In another cohort of CheckMate040, nivolumab was combined with CTLA-4-directed agent ipilimumab (Yervoy). Results from this cohort showed an ORR of 32% (95% CI, 20%-47%), 13% (95% CI, 15%-41%), and 14% (95% CI, 17%-43%) across 3 different dosing schedules that enrolled 50, 49, and 49 patients, respectively.18
Following the success of tislelizumab monotherapy in the first-line treatment of patients with HCC, investigators initiated the phase 2 RATIONALE-208 study (NCT03419897) to evaluate the agent in patients who had already been treated with either sorafenib or lenvatinib. The primary end point was ORR.19
Findings from the trial showed an ORR of 13.6% (95% CI, 9.5%-18.7%), including 2 complete responses, among 249 patients. Notably, the median DOR was not reached. Investigators concluded that the agent was clinically active and well tolerated beyond the first-line setting.19
In an effort to further expand the treatment options for previously treated patients with HCC, investigators are currently recruiting patients to the phase 3 IMbrave251 trial (NCT04770896). The trial will compare the safety and efficacy of atezolizumab with lenvatinib or sorafenib with that of lenvatinib or sorafenib monotherapy in patients with HCC who previously received atezolizumab and bevacizumab. The trial is aiming to enroll approximately 554 patients.

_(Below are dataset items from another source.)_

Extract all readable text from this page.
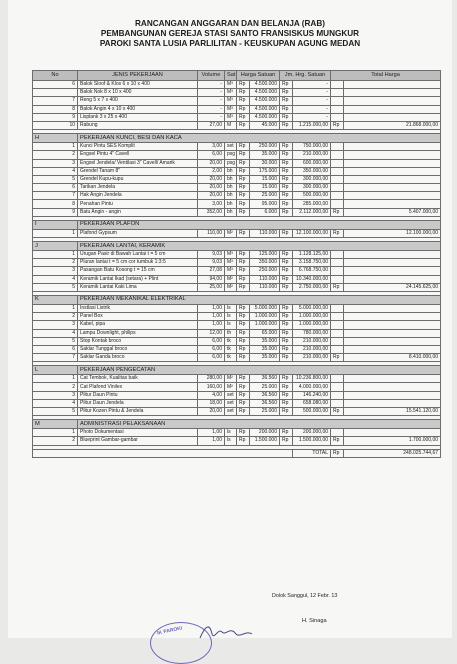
RANCANGAN ANGGARAN DAN BELANJA (RAB)
PEMBANGUNAN GEREJA STASI SANTO FRANSISKUS MUNGKUR
PAROKI SANTA LUSIA PARLILITAN - KEUSKUPAN AGUNG MEDAN
No	JENIS PEKERJAAN	Volume	Sat	Harga Satuan		Jm. Hrg. Satuan		Total Harga	
6	Balok Sloof & Klos 6 x 10 x 400	-	M³	Rp	4.500.000	Rp	-		
	Balok Nok 8 x 10 x 400	-	M³	Rp	4.500.000	Rp	-		
7	Reng 5 x 7 x 400	-	M³	Rp	4.500.000	Rp	-		
8	Balok Angin 4 x 10 x 400	-	M³	Rp	4.500.000	Rp	-		
9	Lisplank 3 x 25 x 400	-	M³	Rp	4.500.000	Rp	-		
10	Rabung	27,00	M	Rp	45.000	Rp	1.215.000,00	Rp	21.868.000,00

H	PEKERJAAN KUNCI, BESI DAN KACA								
1	Kunci Pintu SES Komplit	3,00	set	Rp	250.000	Rp	750.000,00		
2	Engsel Pintu 4" Cavell	6,00	psg	Rp	35.000	Rp	210.000,00		
3	Engsel Jendela/ Ventilasi 3" Cavell/ Amarik	20,00	psg	Rp	30.000	Rp	600.000,00		
4	Grendel Tanam 8"	2,00	bh	Rp	175.000	Rp	350.000,00		
5	Grendel Kupu-kupu	20,00	bh	Rp	15.000	Rp	300.000,00		
6	Tarikan Jendela	20,00	bh	Rp	15.000	Rp	300.000,00		
7	Hak Angin Jendela	20,00	bh	Rp	25.000	Rp	500.000,00		
8	Penahan Pintu	3,00	bh	Rp	95.000	Rp	285.000,00		
9	Batu Angin - angin	352,00	bh	Rp	6.000	Rp	2.112.000,00	Rp	5.407.000,00

I	PEKERJAAN PLAFON								
1	Plafond Gypsum	110,00	M²	Rp	110.000	Rp	12.100.000,00	Rp	12.100.000,00

J	PEKERJAAN LANTAI, KERAMIK								
1	Urugan Pasir di Bawah Lantai t = 5 cm	9,03	M³	Rp	125.000	Rp	1.128.125,00		
2	Pluran lantai t = 5 cm cor tumbuk 1:3:5	9,03	M³	Rp	350.000	Rp	3.158.750,00		
3	Pasangan Batu Kosong t = 15 cm	27,08	M³	Rp	250.000	Rp	6.768.750,00		
4	Keramik Lantai Ikad (setara) + Plint	94,00	M²	Rp	110.000	Rp	10.340.000,00		
5	Keramik Lantai Kaki Lima	25,00	M²	Rp	110.000	Rp	2.750.000,00	Rp	24.145.625,00

K	PEKERJAAN MEKANIKAL ELEKTRIKAL								
1	Instlasi Listrik	1,00	ls	Rp	5.000.000	Rp	5.000.000,00		
2	Panel Box	1,00	ls	Rp	1.000.000	Rp	1.000.000,00		
3	Kabel, pipa	1,00	ls	Rp	1.000.000	Rp	1.000.000,00		
4	Lampu Downlight, philips	12,00	th	Rp	65.000	Rp	780.000,00		
5	Stop Kontak broco	6,00	tk	Rp	35.000	Rp	210.000,00		
6	Saklar Tunggal broco	6,00	tk	Rp	35.000	Rp	210.000,00		
7	Saklar Ganda broco	6,00	tk	Rp	35.000	Rp	210.000,00	Rp	8.410.000,00

L	PEKERJAAN PENGECATAN								
1	Cat Tembok, Kualitas baik	280,00	M²	Rp	36.560	Rp	10.236.800,00		
2	Cat Plafond Vinilex	160,00	M²	Rp	25.000	Rp	4.000.000,00		
3	Plitur Daun Pintu	4,00	set	Rp	36.560	Rp	146.240,00		
4	Plitur Daun Jendela	18,00	set	Rp	36.560	Rp	658.080,00		
5	Plitur Kozen Pintu & Jendela	20,00	set	Rp	25.000	Rp	500.000,00	Rp	15.541.120,00

M	ADMINISTRASI PELAKSANAAN								
1	Photo Dokumentasi	1,00	ls	Rp	200.000	Rp	200.000,00		
2	Blueprint Gambar-gambar	1,00	ls	Rp	1.500.000	Rp	1.500.000,00	Rp	1.700.000,00

							TOTAL	Rp	248.025.744,67
Dolok Sanggul, 12 Febr. 13
IK PAROKI
H. Sinaga
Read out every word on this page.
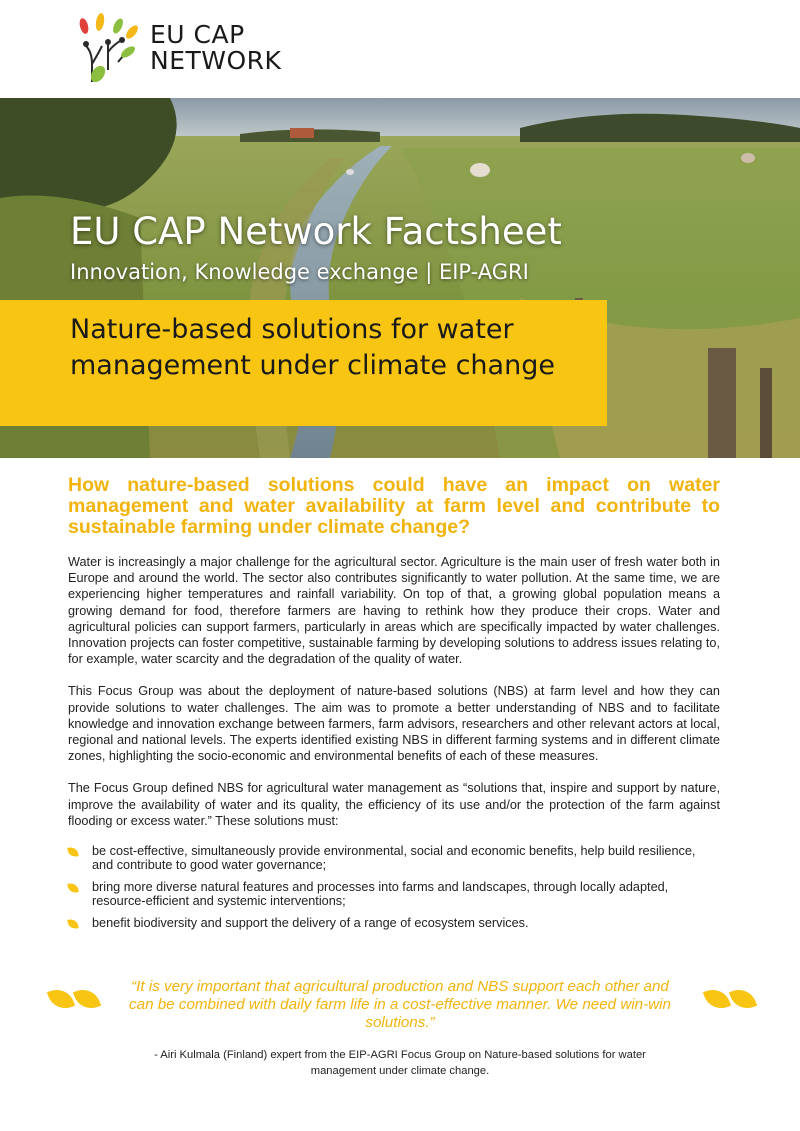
EU CAP
NETWORK
EU CAP Network Factsheet
Innovation, Knowledge exchange | EIP-AGRI
Nature-based solutions for water management under climate change

How nature-based solutions could have an impact on water management and water availability at farm level and contribute to sustainable farming under climate change?

Water is increasingly a major challenge for the agricultural sector. Agriculture is the main user of fresh water both in Europe and around the world. The sector also contributes significantly to water pollution. At the same time, we are experiencing higher temperatures and rainfall variability. On top of that, a growing global population means a growing demand for food, therefore farmers are having to rethink how they produce their crops. Water and agricultural policies can support farmers, particularly in areas which are specifically impacted by water challenges. Innovation projects can foster competitive, sustainable farming by developing solutions to address issues relating to, for example, water scarcity and the degradation of the quality of water.

This Focus Group was about the deployment of nature-based solutions (NBS) at farm level and how they can provide solutions to water challenges. The aim was to promote a better understanding of NBS and to facilitate knowledge and innovation exchange between farmers, farm advisors, researchers and other relevant actors at local, regional and national levels. The experts identified existing NBS in different farming systems and in different climate zones, highlighting the socio-economic and environmental benefits of each of these measures.

The Focus Group defined NBS for agricultural water management as “solutions that, inspire and support by nature, improve the availability of water and its quality, the efficiency of its use and/or the protection of the farm against flooding or excess water.” These solutions must:

be cost-effective, simultaneously provide environmental, social and economic benefits, help build resilience, and contribute to good water governance;
bring more diverse natural features and processes into farms and landscapes, through locally adapted, resource-efficient and systemic interventions;
benefit biodiversity and support the delivery of a range of ecosystem services.
“It is very important that agricultural production and NBS support each other and can be combined with daily farm life in a cost-effective manner. We need win-win solutions.”
- Airi Kulmala (Finland) expert from the EIP-AGRI Focus Group on Nature-based solutions for water management under climate change.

The primary end point is OS.20
“My take-home message is that we’re very lucky and now we have all these options [in HCC],” Llovet said. “Twenty years ago, [it] was best supportive care for patients with advanced stage HCC. I envision another revolution in the next 2, 3, or 4 years that will be systemic therapies evaluated in combination or evaluated in head-to-head trials.”